В глубине своей это та же власть, какую все еще имеет над нами легенда об Ионе и ките: страх, что тебя сожрет гигантское существо, страх, что тебя проглотят с бульканьем, с чавканьем, с хлюпаньем, что ты канешь вниз в потоке соленой воды и со стайкой анчоусов на закуску; боязнь оказаться ошеломленным, ослепленным, задушенным, утопленным, попасть в мешок из ворвани; боязнь лишиться способности чувствовать, отчего, как известно, люди сходят с ума; боязнь умереть. Мы реагируем на все эти ужасы так же бурно, как и любое другое трепещущее перед смертью поколение, и повелось это с той давней поры, когда какой-то жестокий моряк, желая попугать новичка юнгу, придумал сказку об Ионе.
Конечно, все мы согласны с тем, что в действительности ничего подобного произойти не могло. Мы люди бывалые и умеем отличать мифы от реальности. Да, кит мог проглотить человека, это мы допускаем; но, очутившись внутри, он бы не выжил. Перво-наперво он утонул бы, а если б не утонул, то задохнулся; а скорее всего, умер бы от разрыва сердца, едва осознав, что угодил в гигантскую пасть. Нет, в чреве кита человеку уцелеть невозможно. Мы-то умеем отличать мифы от реальности. Мы люди бывалые.
25 августа 1891 года вблизи Фолклендских островов тридцатипятилетний матрос со «Звезды Востока» Джеймс Бартли был проглочен спермацетовым китом:
«Я помню все очень хорошо с того мига, как выпал из лодки и почувствовал, что ударился ногами во что-то мягкое. Я посмотрел вверх и увидел опускающийся на меня крупноребристый купол, светло-розовый с белым, а в следующий момент почувствовал, что меня тянет вниз, ногами вперед, и понял, что меня глотает кит. Меня затягивало все глубже и глубже; со всех сторон меня окружали и сжимали живые стены, но они не причиняли мне боли и легко подавались при малейшем моем движении, как будто сделанные из каучука.

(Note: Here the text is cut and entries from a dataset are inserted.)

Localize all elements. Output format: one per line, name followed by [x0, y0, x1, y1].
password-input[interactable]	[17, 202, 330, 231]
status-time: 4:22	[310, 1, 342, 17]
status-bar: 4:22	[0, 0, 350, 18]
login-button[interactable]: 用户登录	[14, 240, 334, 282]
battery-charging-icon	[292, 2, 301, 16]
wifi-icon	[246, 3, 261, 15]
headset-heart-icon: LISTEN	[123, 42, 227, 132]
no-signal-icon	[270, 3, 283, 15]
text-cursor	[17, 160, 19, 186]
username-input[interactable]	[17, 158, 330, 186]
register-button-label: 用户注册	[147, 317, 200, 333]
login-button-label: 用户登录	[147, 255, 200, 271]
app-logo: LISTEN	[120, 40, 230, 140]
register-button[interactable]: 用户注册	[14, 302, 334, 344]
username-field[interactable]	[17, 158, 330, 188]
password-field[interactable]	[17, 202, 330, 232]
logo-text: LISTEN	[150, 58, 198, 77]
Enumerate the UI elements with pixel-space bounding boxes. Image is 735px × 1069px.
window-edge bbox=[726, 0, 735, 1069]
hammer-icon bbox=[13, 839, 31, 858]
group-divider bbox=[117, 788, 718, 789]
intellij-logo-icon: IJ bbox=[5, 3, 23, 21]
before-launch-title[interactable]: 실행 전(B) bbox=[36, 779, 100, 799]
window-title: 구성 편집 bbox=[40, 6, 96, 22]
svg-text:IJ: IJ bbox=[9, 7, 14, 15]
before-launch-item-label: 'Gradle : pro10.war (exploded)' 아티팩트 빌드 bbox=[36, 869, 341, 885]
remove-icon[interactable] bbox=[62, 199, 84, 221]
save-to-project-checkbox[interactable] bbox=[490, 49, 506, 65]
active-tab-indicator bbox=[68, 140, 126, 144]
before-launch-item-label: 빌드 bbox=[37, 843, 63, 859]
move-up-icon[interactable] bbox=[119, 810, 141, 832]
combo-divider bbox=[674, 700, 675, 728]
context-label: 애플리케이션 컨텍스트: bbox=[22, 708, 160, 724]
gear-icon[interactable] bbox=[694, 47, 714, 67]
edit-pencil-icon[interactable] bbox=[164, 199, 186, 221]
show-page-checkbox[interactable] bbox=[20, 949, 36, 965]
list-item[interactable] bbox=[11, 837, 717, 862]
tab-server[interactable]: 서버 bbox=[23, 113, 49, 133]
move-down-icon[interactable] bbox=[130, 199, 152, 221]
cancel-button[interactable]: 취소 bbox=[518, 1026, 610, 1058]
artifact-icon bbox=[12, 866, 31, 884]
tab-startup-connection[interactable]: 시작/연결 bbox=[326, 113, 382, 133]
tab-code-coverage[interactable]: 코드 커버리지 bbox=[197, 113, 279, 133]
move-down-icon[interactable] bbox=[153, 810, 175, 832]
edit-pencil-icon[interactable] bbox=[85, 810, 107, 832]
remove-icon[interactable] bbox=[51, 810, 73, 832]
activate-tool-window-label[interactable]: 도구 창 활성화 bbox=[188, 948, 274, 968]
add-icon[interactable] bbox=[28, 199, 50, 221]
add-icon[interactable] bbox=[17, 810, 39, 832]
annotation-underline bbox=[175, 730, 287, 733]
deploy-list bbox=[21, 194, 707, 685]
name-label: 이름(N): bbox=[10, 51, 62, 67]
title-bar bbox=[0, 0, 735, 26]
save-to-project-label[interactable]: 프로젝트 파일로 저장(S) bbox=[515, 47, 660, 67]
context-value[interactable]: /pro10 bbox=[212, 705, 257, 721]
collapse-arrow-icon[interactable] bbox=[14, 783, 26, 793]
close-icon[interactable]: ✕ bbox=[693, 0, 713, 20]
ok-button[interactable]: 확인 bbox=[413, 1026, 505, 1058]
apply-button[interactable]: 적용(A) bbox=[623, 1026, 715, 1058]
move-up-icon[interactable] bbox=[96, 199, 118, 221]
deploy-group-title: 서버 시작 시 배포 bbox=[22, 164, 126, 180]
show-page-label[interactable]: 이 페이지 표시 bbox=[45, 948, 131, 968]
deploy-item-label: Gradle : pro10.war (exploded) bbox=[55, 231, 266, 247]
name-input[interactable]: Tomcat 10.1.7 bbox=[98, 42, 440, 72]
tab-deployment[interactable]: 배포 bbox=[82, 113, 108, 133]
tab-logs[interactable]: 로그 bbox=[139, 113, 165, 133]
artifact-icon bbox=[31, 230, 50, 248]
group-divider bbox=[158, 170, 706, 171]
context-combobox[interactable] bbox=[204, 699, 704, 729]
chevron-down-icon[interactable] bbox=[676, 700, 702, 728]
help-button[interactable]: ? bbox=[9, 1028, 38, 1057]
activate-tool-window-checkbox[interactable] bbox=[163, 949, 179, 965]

Вдруг я обнаружил, что нахожусь в метке намного больше моего тела, но совершенно темном. Я пошарил вокруг и наткнулся на нескольких рыб — среди них, кажется, были и живые, потому что они трепыхались у меня в руках и ускользали обратно под ноги. Скоро у меня страшно заболела голова; дышать становилось все трудней и трудней. В то же время я сильно страдал от жары, которая прямо-таки палила меня и быстро росла. Мои глаза превратились в горящие угли, и я ни секунды не сомневался, что обречен погибнуть в брюхе кита. Я едва терпел эти муки, и в то же время меня угнетала мертвая тишина моей жуткой тюрьмы. Я пытался встать, пошевелить руками и ногами, крикнуть. Я не мог даже шелохнуться, но голова моя была удивительно ясной; и с полным сознанием своей ужасной судьбы я наконец лишился чувств».

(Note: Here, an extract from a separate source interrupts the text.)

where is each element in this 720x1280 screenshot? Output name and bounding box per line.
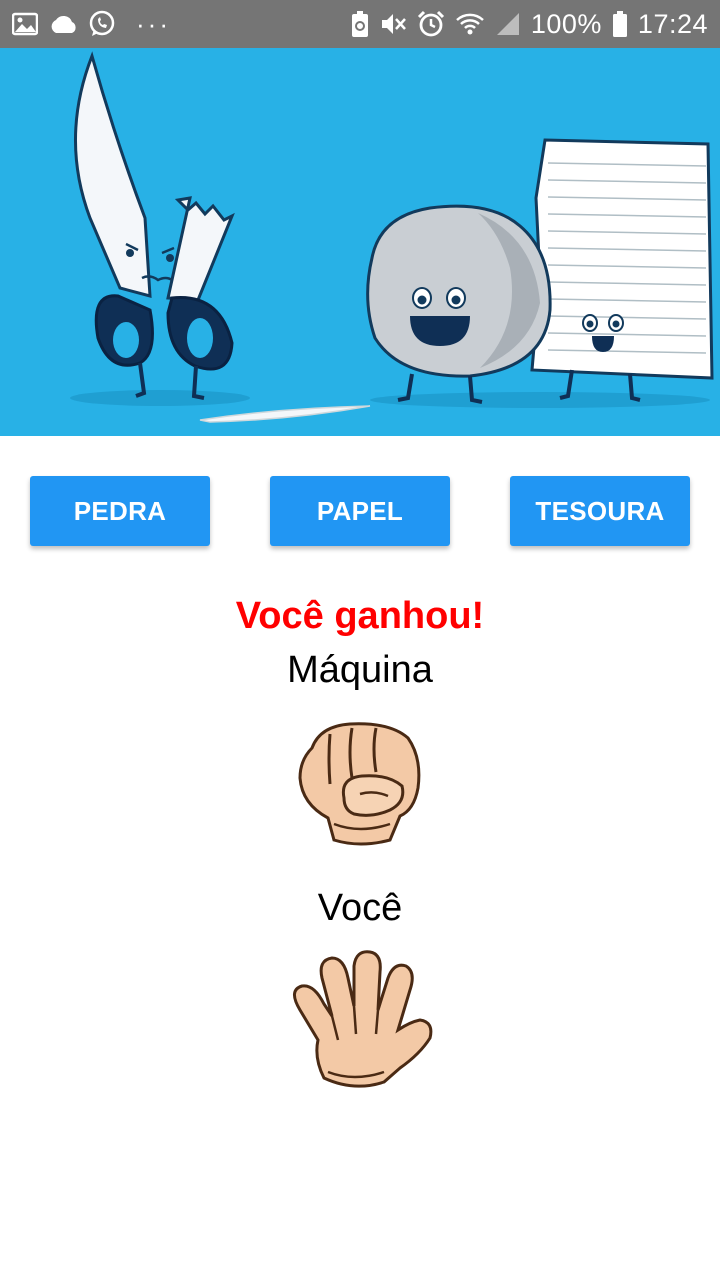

Позже этот кит был убит и подтянут к борту «Звезды Востока», и члены ее команды провели остаток дня и часть ночи за разделкой туши, не подозревая о близости пропавшего товарища. На следующее утро с помощью талей они вытащили на палубу желудок кита. Внутри что-то слабо, судорожно подергивалось. Думая найти крупную рыбу, возможно акулу, моряки раскроили трофей и увидели Джеймса Бартли — бесчувственного, с побелевшими от желудочного сока лицом, шеей и руками, но еще живого. Две недели он лежал в горячке, потом начал поправляться. Постепенно он обрел прежнее здоровье, однако кислота вытравила из подвергшейся ее действию кожи все пигменты. До самой смерти он оставался альбиносом.